Rotina de Perigos no Trajeto Escolar
Em um dos incidentes mais recentes, uma funcionária teve que segurar a porta do ônibus durante o trajeto, devido à corda improvisada que a mantinha fechada. “Esse é o cenário que nossas crianças quilombolas estão passando. Virou rotina: ou o ônibus quebra ou chega atrasado. Onde que está o direito de ir e vir com segurança?”, questiona uma mãe, evidenciando a preocupação generalizada. A superlotação também é um ponto crítico, com registros mostrando quatro crianças apertadas em bancos de apenas dois lugares.
Diferenças Gritantes no Transporte Escolar
Pais e responsáveis comparam a precariedade do transporte nas áreas rurais com o oferecido na zona urbana de Cabo Frio. “Eles colocam o ônibus velho para cá. No centro de Cabo Frio, os ônibus são os melhores e com ar condicionado para as crianças. Aqui não tem nada disso”, afirma Loilca dos Santos, mãe de uma aluna do 8º ano. Ela descreve um cenário de poeira, vidros quebrados e até mesmo rodas soltando durante o trajeto, situações que, segundo ela, colocam a vida dos filhos em risco.
Denúncias e Resposta da Prefeitura
A situação já foi formalizada à Secretaria de Educação de Cabo Frio através de um ofício, que detalha as condições precárias, incluindo ônibus soltando rodas, portas presas com cordas e veículos parando por falta de combustível.
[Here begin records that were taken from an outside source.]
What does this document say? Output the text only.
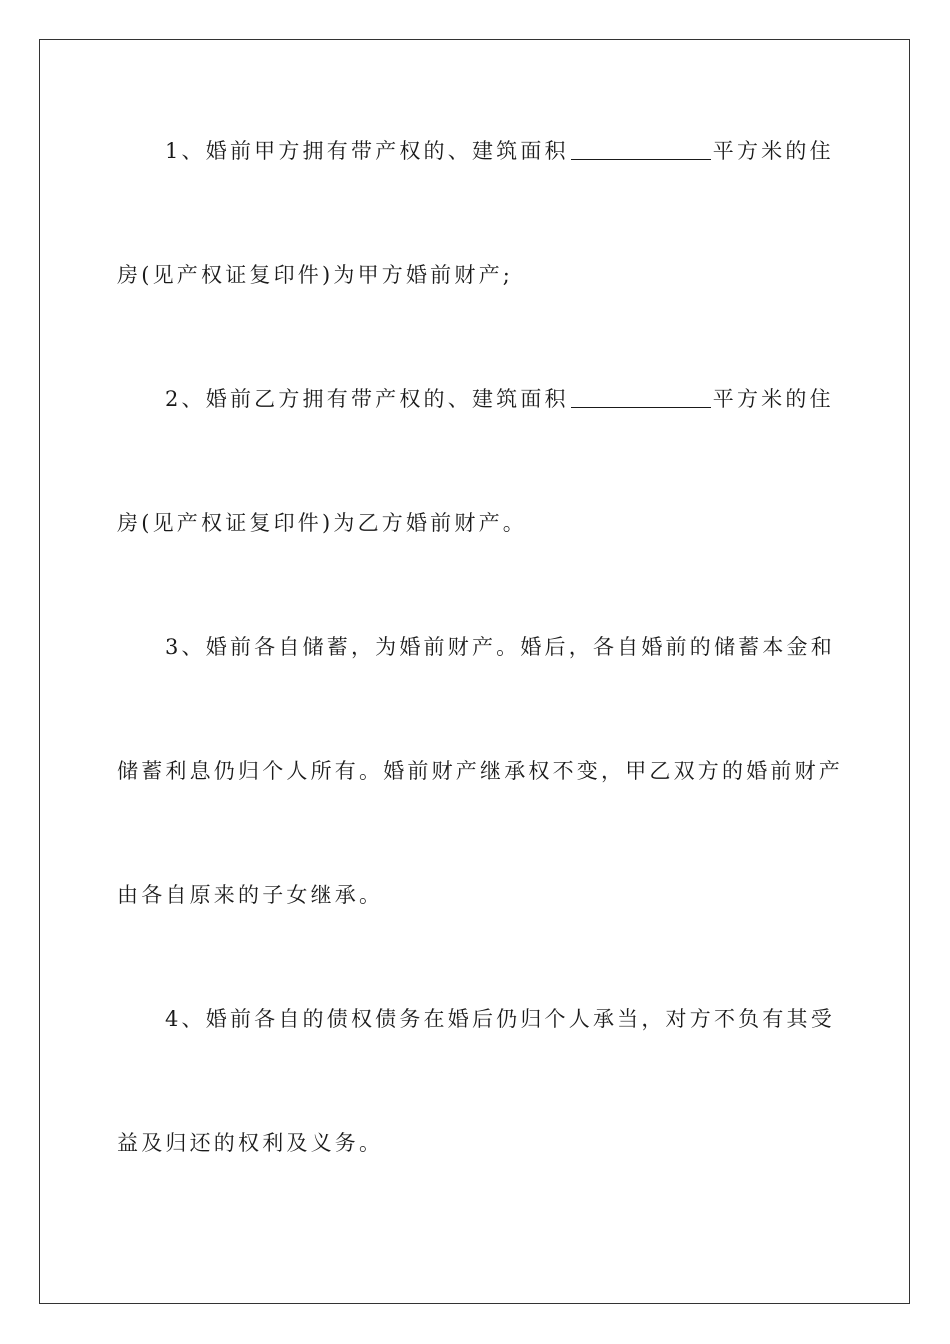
1、婚前甲方拥有带产权的、建筑面积	平方米的住
房(见产权证复印件)为甲方婚前财产;
2、婚前乙方拥有带产权的、建筑面积	平方米的住
房(见产权证复印件)为乙方婚前财产。
3、婚前各自储蓄，为婚前财产。婚后，各自婚前的储蓄本金和
储蓄利息仍归个人所有。婚前财产继承权不变，甲乙双方的婚前财产
由各自原来的子女继承。
4、婚前各自的债权债务在婚后仍归个人承当，对方不负有其受
益及归还的权利及义务。
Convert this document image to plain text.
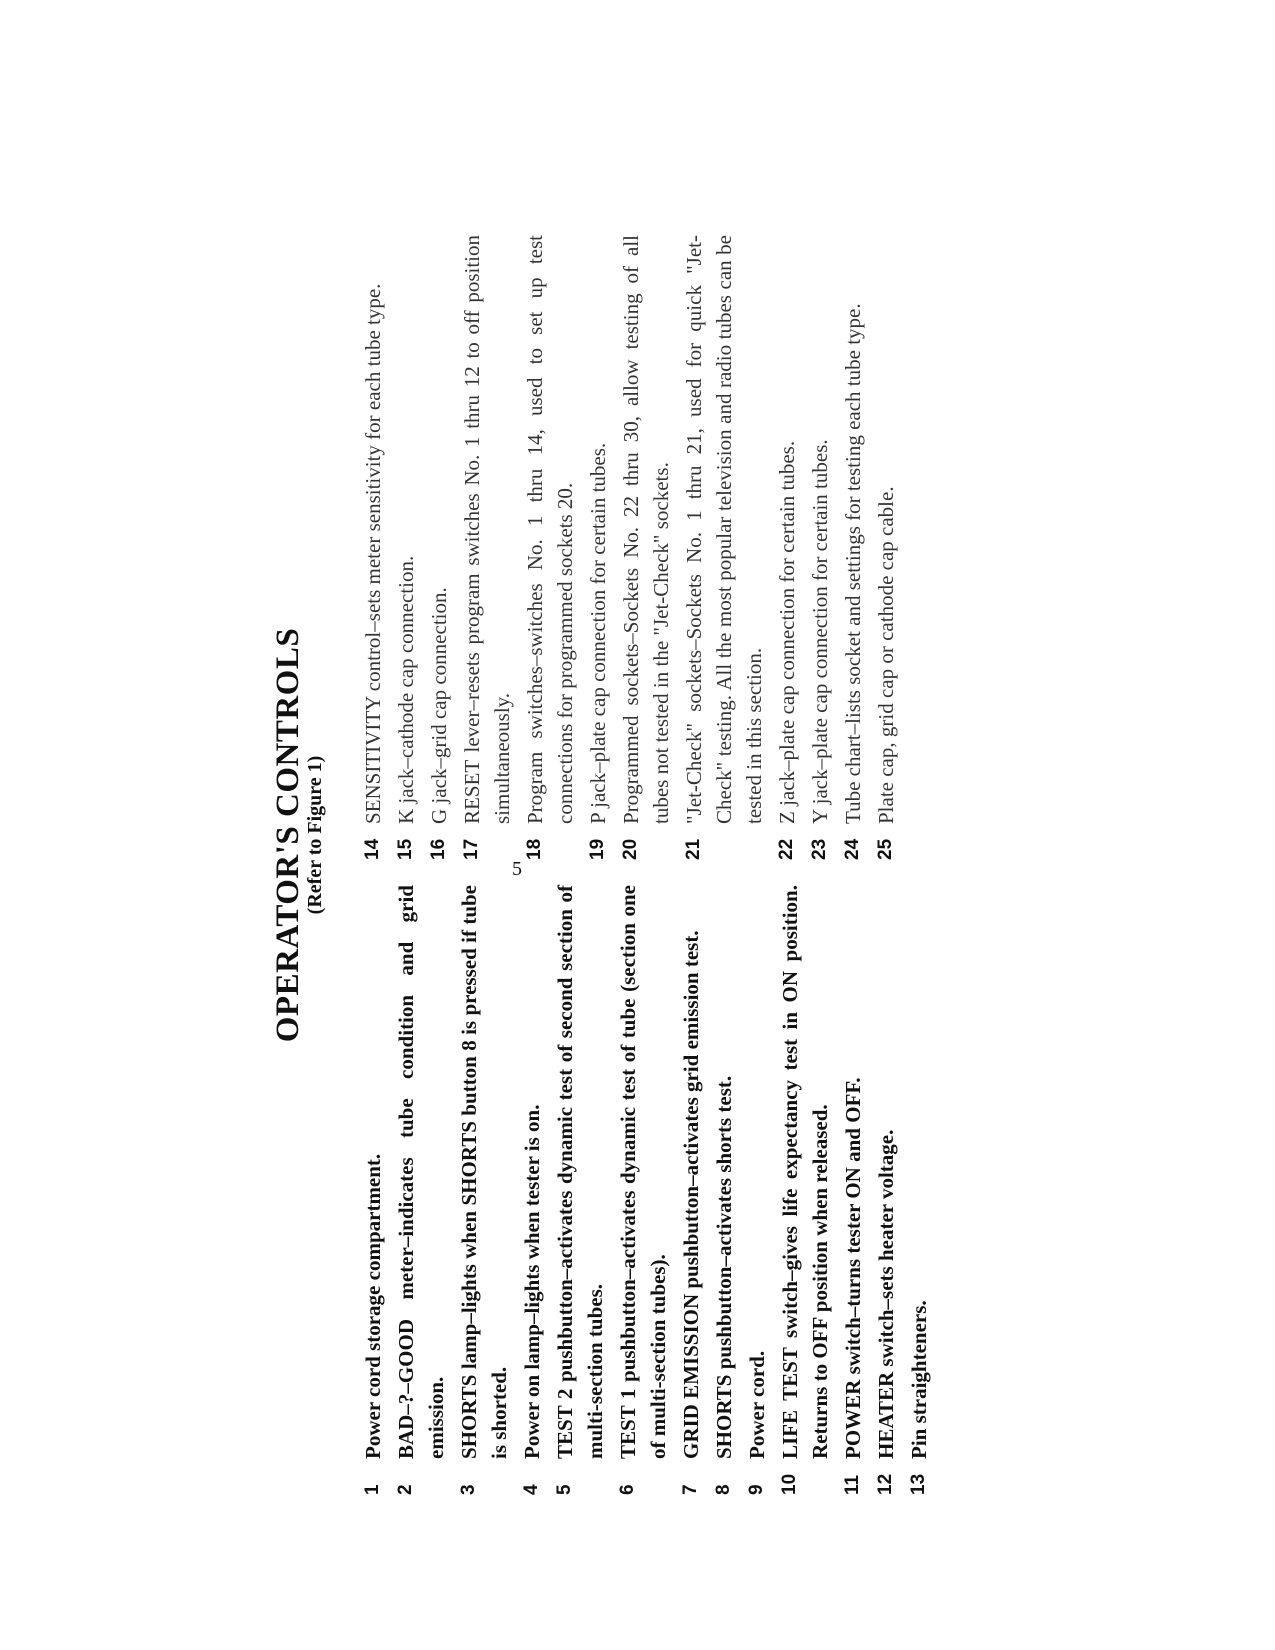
OPERATOR'S CONTROLS
(Refer to Figure 1)
1
Power cord storage compartment.
2
BAD–?–GOOD meter–indicates tube condition and grid emission.
3
SHORTS lamp–lights when SHORTS button 8 is pressed if tube is shorted.
4
Power on lamp–lights when tester is on.
5
TEST 2 pushbutton–activates dynamic test of second section of multi-section tubes.
6
TEST 1 pushbutton–activates dynamic test of tube (section one of multi-section tubes).
7
GRID EMISSION pushbutton–activates grid emission test.
8
SHORTS pushbutton–activates shorts test.
9
Power cord.
10
LIFE TEST switch–gives life expectancy test in ON position. Returns to OFF position when released.
11
POWER switch–turns tester ON and OFF.
12
HEATER switch–sets heater voltage.
13
Pin straighteners.
14
SENSITIVITY control–sets meter sensitivity for each tube type.
15
K jack–cathode cap connection.
16
G jack–grid cap connection.
17
RESET lever–resets program switches No. 1 thru 12 to off position simultaneously.
18
Program switches–switches No. 1 thru 14, used to set up test connections for programmed sockets 20.
19
P jack–plate cap connection for certain tubes.
20
Programmed sockets–Sockets No. 22 thru 30, allow testing of all tubes not tested in the "Jet-Check" sockets.
21
"Jet-Check" sockets–Sockets No. 1 thru 21, used for quick "Jet-Check" testing. All the most popular television and radio tubes can be tested in this section.
22
Z jack–plate cap connection for certain tubes.
23
Y jack–plate cap connection for certain tubes.
24
Tube chart–lists socket and settings for testing each tube type.
25
Plate cap, grid cap or cathode cap cable.
5
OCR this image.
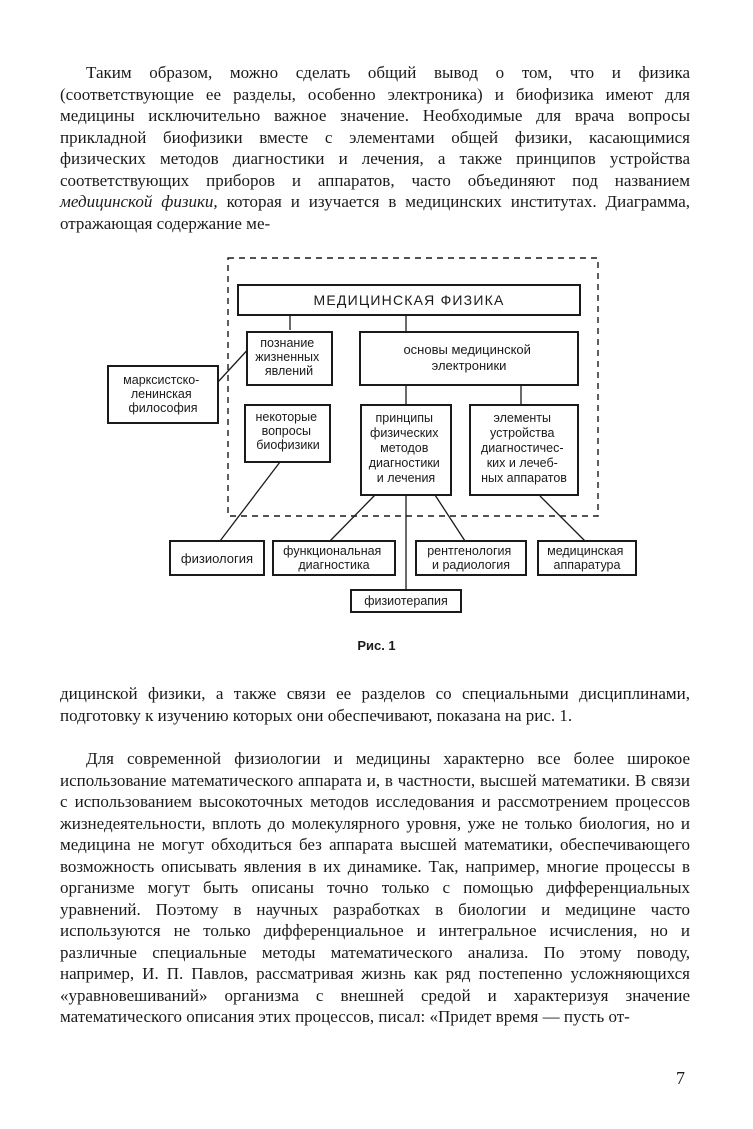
Таким образом, можно сделать общий вывод о том, что и физика (соответствующие ее разделы, особенно электроника) и биофизика имеют для медицины исключительно важное значение. Необходимые для врача вопросы прикладной биофизики вместе с элементами общей физики, касающимися физических методов диагностики и лечения, а также принципов устройства соответствующих приборов и аппаратов, часто объединяют под названием медицинской физики, которая и изучается в медицинских институтах. Диаграмма, отражающая содержание ме-

МЕДИЦИНСКАЯ ФИЗИКА
познание жизненных явлений
основы медицинской электроники
марксистско- ленинская философия
некоторые вопросы биофизики
принципы физических методов диагностики и лечения
элементы устройства диагностичес- ких и лечеб- ных аппаратов
физиология функциональная диагностика
рентгенология и радиология
медицинская аппаратура
физиотерапия
Рис. 1

дицинской физики, а также связи ее разделов со специальными дисциплинами, подготовку к изучению которых они обеспечивают, показана на рис. 1.

Для современной физиологии и медицины характерно все более широкое использование математического аппарата и, в частности, высшей математики. В связи с использованием высокоточных методов исследования и рассмотрением процессов жизнедеятельности, вплоть до молекулярного уровня, уже не только биология, но и медицина не могут обходиться без аппарата высшей математики, обеспечивающего возможность описывать явления в их динамике. Так, например, многие процессы в организме могут быть описаны точно только с помощью дифференциальных уравнений. Поэтому в научных разработках в биологии и медицине часто используются не только дифференциальное и интегральное исчисления, но и различные специальные методы математического анализа. По этому поводу, например, И. П. Павлов, рассматривая жизнь как ряд постепенно усложняющихся «уравновешиваний» организма с внешней средой и характеризуя значение математического описания этих процессов, писал: «Придет время — пусть от-

7
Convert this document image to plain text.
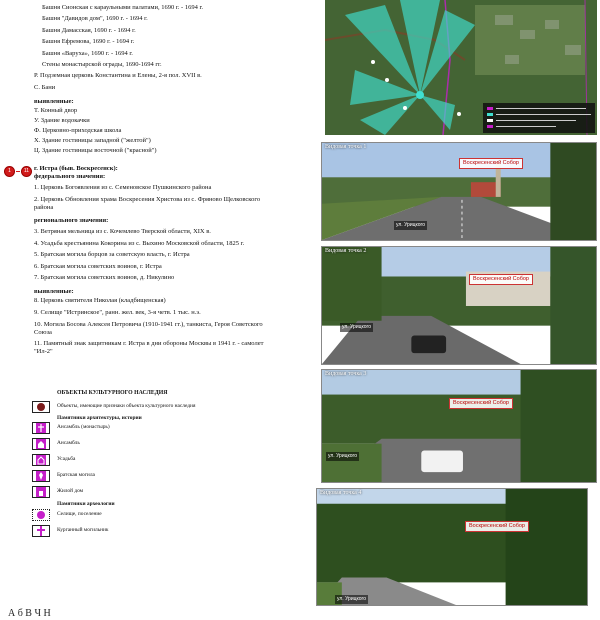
Башня Сионская с караульными палатами, 1690 г. - 1694 г.
Башня "Давидов дом", 1690 г. - 1694 г.
Башня Дамасская, 1690 г. - 1694 г.
Башня Ефремова, 1690 г. - 1694 г.
Башня «Варуха», 1690 г. - 1694 г.
Стены монастырской ограды, 1690-1694 гг.
Р. Подземная церковь Константина и Елены, 2-я пол. XVII в.
С. Бани
выявленные:
Т. Конный двор
У. Здание водокачки
Ф. Церковно-приходская школа
Х. Здание гостиницы западной ("желтой")
Ц. Здание гостиницы восточной ("красной")
1	11 г. Истра (быв. Воскресенск):
федерального значения:
1. Церковь Богоявления из с. Семеновское Пушкинского района
2. Церковь Обновления храма Воскресения Христова из с. Фряново Щелковского района
регионального значения:
3. Ветряная мельница из с. Кочемлево Тверской области, XIX в.
4. Усадьба крестьянина Кокорина из с. Выхино Московской области, 1825 г.
5. Братская могила борцов за советскую власть, г. Истра
6. Братская могила советских воинов, г. Истра
7. Братская могила советских воинов, д. Никулино
выявленные:
8. Церковь святителя Николая (кладбищенская)
9. Селище "Истринское", ранн. жел. век, 3-я четв. 1 тыс. н.э.
10. Могила Босова Алексея Петровича (1910-1941 гг.), танкиста, Героя Советского Союза
11. Памятный знак защитникам г. Истра в дни обороны Москвы в 1941 г. - самолет "Ил-2"
ОБЪЕКТЫ КУЛЬТУРНОГО НАСЛЕДИЯ
Объекты, имеющие признаки объекта культурного наследия
Памятники архитектуры, истории
Ансамбль (монастырь)
Ансамбль
Усадьба
Братская могила
Жилой дом
Памятники археологии
Селище, поселение
Курганный могильник
Видовая точка 1
Воскресенский Собор
ул. Урицкого
Видовая точка 2
Воскресенский Собор
ул. Урицкого
Видовая точка 3
Воскресенский Собор
ул. Урицкого
Видовая точка 4
Воскресенский Собор
ул. Урицкого
А б В Ч Н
Uma reunião online chegou a ser agendada, mas, segundo os moradores, nenhuma providência foi tomada até o momento. Em resposta ao G1, a prefeitura de Cabo Frio informou, na manhã desta sexta-feira (10), que o veículo citado já foi retirado de circulação e substituído por um ônibus em plenas condições de uso e de maior capacidade. A Secretaria de Educação assegurou que as irregularidades pontuais relatadas foram tratadas imediatamente e que a superlotação foi um problema temporário decorrente de uma readequação emergencial da frota, situação que já foi normalizada.